El Museo del Prado ha reunido 31 de las 40 obras atribuidas a Georges de La Tour en una exposición que puede verse hasta el 12 de junio. Además de ser una ocasión excepcional para conocer el trabajo del pintor, es una de las muestras más hermosas que pueden verse ahora mismo en Madrid.
Sin ser el mejor dibujante, ni el mejor colorista, ni el más famoso ni el que más encargos recibió en su tiempo, Georges de La Tour es, sin embargo, uno de los más cercanos a la sensibilidad contemporánea. Al igual que sucede con Zurbarán (de hecho muchos de sus trabajos se han confundido), raro es el artista de hoy que no lo reconozca entre los grandes maestros del pasado. Es fácil encontrar en sus obras dificultades para componer y cierto acartonamiento de las expresiones, pero parece que en 1639 llegó a ser pintor de Luis XIII, rey de Francia. A partir de ahí se le perdió la pista hasta que en la época de entreguerras le recuperaron los artistas de la Nueva Objetividad.
Después de un primer paseo por la exposición del Museo del Prado entiendo a qué se debe hoy el éxito del pintor barroco. Si bien gran parte de sus obras son de temática religiosa, encuentra en la iconografía cristiana un sentido universal. No importa tanto que represente a San Jerónimo o un violinista ciego, sino a la figura ensimismada del mártir o de un pensador que mira absorto, lleno de melancolía, como si hubiera descubierto el engaño de los sentidos.

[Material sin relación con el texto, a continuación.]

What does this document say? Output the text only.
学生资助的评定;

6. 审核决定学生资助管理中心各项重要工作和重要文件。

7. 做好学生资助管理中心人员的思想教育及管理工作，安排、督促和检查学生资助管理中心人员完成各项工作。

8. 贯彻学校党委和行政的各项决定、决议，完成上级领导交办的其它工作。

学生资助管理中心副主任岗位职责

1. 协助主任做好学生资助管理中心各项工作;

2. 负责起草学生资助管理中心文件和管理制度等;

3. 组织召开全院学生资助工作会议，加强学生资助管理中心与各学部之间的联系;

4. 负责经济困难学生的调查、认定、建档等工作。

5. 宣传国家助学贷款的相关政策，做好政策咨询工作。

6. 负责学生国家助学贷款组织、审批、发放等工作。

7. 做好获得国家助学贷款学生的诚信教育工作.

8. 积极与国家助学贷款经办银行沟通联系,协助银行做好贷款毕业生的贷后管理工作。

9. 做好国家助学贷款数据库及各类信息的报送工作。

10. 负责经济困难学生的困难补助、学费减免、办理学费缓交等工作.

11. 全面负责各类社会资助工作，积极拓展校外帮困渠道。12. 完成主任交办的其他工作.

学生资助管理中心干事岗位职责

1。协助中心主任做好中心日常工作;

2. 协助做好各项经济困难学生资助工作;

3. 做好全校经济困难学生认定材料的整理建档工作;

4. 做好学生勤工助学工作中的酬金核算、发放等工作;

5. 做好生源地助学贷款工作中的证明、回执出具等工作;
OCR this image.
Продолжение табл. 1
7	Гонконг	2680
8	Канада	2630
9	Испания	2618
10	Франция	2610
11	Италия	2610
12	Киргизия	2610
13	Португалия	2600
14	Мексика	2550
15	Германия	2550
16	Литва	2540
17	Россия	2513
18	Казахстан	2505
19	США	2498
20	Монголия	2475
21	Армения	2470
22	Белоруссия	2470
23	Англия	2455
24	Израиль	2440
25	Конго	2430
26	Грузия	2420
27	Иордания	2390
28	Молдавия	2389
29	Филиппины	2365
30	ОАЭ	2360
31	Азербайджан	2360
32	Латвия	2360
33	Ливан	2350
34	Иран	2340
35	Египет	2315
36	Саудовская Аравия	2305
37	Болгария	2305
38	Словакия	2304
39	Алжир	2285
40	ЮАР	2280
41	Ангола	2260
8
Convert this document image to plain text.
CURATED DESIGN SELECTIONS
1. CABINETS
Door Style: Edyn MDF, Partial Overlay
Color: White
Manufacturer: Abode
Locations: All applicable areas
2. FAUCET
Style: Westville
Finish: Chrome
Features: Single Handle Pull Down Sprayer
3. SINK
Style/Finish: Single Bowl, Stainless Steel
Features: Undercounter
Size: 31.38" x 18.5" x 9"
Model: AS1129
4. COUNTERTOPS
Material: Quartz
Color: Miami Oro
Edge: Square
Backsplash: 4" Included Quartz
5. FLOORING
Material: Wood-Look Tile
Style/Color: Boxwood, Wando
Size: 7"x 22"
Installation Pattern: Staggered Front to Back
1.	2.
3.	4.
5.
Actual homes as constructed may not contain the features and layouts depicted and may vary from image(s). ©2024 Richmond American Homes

Como sabrá gran parte del público, estas imágenes, que parecen estar envueltas por un poderoso silencio, son herederas de las de Caravaggio, a quien por cierto el Museo Thyssen-Bornemisza dedica una exposición a partir del 21 de junio. Pero La Tour va mucho más allá y lleva al límite la técnica cloroscurista. El pintor, al igual que los fotógrafos más experimentales de la vanguardia de principios del siglo XX, busca el contraluz y sintetiza ciertos elementos en simples siluetas, como la mano de la Magdalena fundida en una mancha oscura.
Es tan exquisita la selección de obras que ha reunido el Prado – entre las que se encuentran dos lienzos de la propia pinacoteca –, que al cabo de una hora volví a verla otra vez para dedicarle más tiempo a una de las salas en la que se presentan todas las pinturas nocturnas. Las sombras parecen vibrar como si estuvieran verdaderamente proyectadas por una llama titilante. Ojalá me dejaran apagar las luces del museo para comprobar si las velas siguen encendidas.